Entanglement Scaling and Spin Dynamics of the Heisenberg Bilayer
15.01.2016 at 09:00
The spin-1/2 Heisenberg model on the square lattice bilayer provides a basic example to explore quantum critical behavior in quantum many-body systems. Its static equilibrium properties have been intensively investigated in the past, in contrast to, e.g., the modifications in the excitation spectrum across the quantum phase transition between the antiferromagnetically ordered phase and the quantum disordered regime. In this talk, results from quantum Monte Carlo simulations, combined with a stochastic analytic continuation approach are presented, which allow to track in detail the evolution the low-energy excitations related to Goldstone modes, as well as the longitudinal amplitude ("Higgs") mode in the ordered phase upon crossing the quantum critical point, and the corresponding restoration of the SU(2) symmetry in the disordered regime.

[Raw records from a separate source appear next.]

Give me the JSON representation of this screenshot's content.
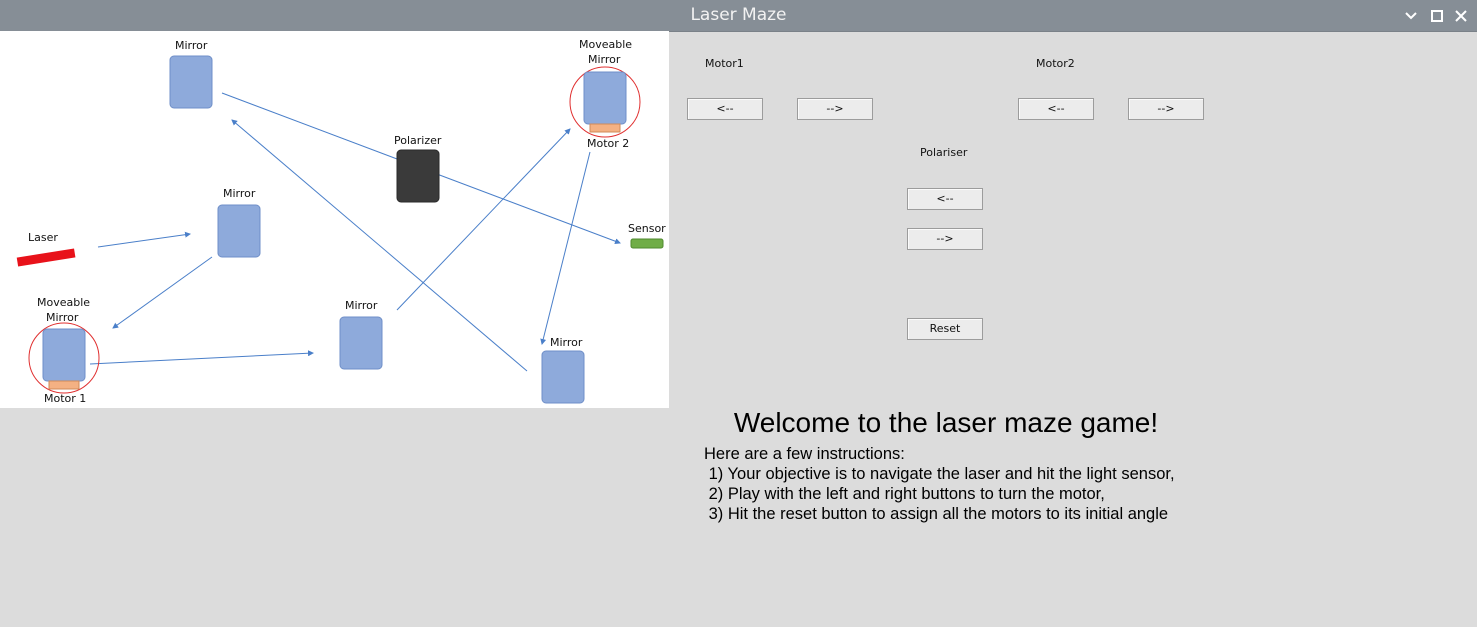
{
  "window": {
    "title": "Laser Maze",
    "controls": [
      "minimize-icon",
      "maximize-icon",
      "close-icon"
    ]
  },
  "diagram": {
    "labels": {
      "mirror_top_left": "Mirror",
      "moveable_mirror_2": [
        "Moveable",
        "Mirror"
      ],
      "motor_2": "Motor 2",
      "polarizer": "Polarizer",
      "mirror_mid_left": "Mirror",
      "laser": "Laser",
      "sensor": "Sensor",
      "moveable_mirror_1": [
        "Moveable",
        "Mirror"
      ],
      "motor_1": "Motor 1",
      "mirror_bottom_center": "Mirror",
      "mirror_bottom_right": "Mirror"
    },
    "colors": {
      "mirror": "#8eaadb",
      "polarizer": "#3a3a3a",
      "laser": "#e8121a",
      "sensor": "#70ad47",
      "motor": "#f4b183",
      "beam": "#4a7fc9",
      "motor_ring": "#e03030"
    }
  },
  "controls": {
    "motor1": {
      "label": "Motor1",
      "left_button": "<--",
      "right_button": "-->"
    },
    "motor2": {
      "label": "Motor2",
      "left_button": "<--",
      "right_button": "-->"
    },
    "polariser": {
      "label": "Polariser",
      "left_button": "<--",
      "right_button": "-->"
    },
    "reset_button": "Reset"
  },
  "instructions": {
    "heading": "Welcome to the laser maze game!",
    "intro": "Here are a few instructions:",
    "lines": [
      " 1) Your objective is to navigate the laser and hit the light sensor,",
      " 2) Play with the left and right buttons to turn the motor,",
      " 3) Hit the reset button to assign all the motors to its initial angle"
    ]
  }
}
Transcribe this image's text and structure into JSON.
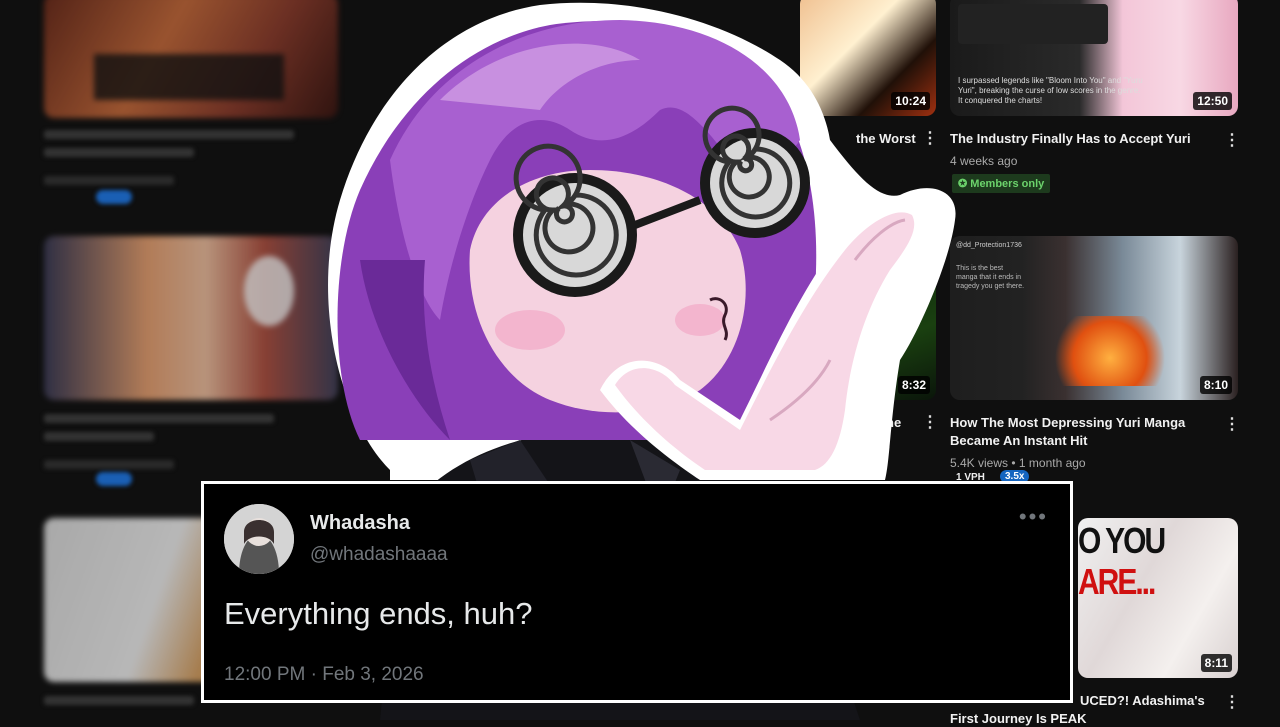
{
  "videos": [
    {
      "title": "The Industry Finally Has to Accept Yuri",
      "meta": "4 weeks ago",
      "badge": "Members only",
      "duration": "12:50",
      "menu": "⋮",
      "comment": "I surpassed legends like \"Bloom Into You\" and \"Yuru Yuri\", breaking the curse of low scores in the genre. It conquered the charts!"
    },
    {
      "title": "How The Most Depressing Yuri Manga",
      "title2": "Became An Instant Hit",
      "meta": "5.4K views • 1 month ago",
      "duration": "8:10",
      "menu": "⋮",
      "comment_user": "@dd_Protection1736",
      "comment": "This is the best manga that it ends in tragedy you get there.",
      "pill1": "1 VPH",
      "pill2": "3.5x"
    },
    {
      "title_visible": "UCED?! Adashima's",
      "title2": "First Journey Is PEAK",
      "thumb_text_1": "O YOU ",
      "thumb_text_2": "ARE...",
      "duration": "8:11",
      "menu": "⋮"
    },
    {
      "title_partial": "the Worst",
      "duration": "10:24",
      "menu": "⋮"
    },
    {
      "title_partial": "he",
      "duration": "8:32",
      "menu": "⋮"
    }
  ],
  "tweet": {
    "name": "Whadasha",
    "handle": "@whadashaaaa",
    "text": "Everything ends, huh?",
    "timestamp": "12:00 PM · Feb 3, 2026",
    "more": "•••"
  }
}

Employing the replica-trick, the evolution of the bipartite entanglement in terms of the second Renyi entropy has also been quantified. The dependence of the dominant area law contribution to the entanglement scaling on the interlayer coupling is analyzed, in particular its quantum critical enhancement. Sub-leading logarithmic terms due to Goldstone excitations and corner contributions will be discussed in view of their universal character.
A 450 - Theresienstr. 37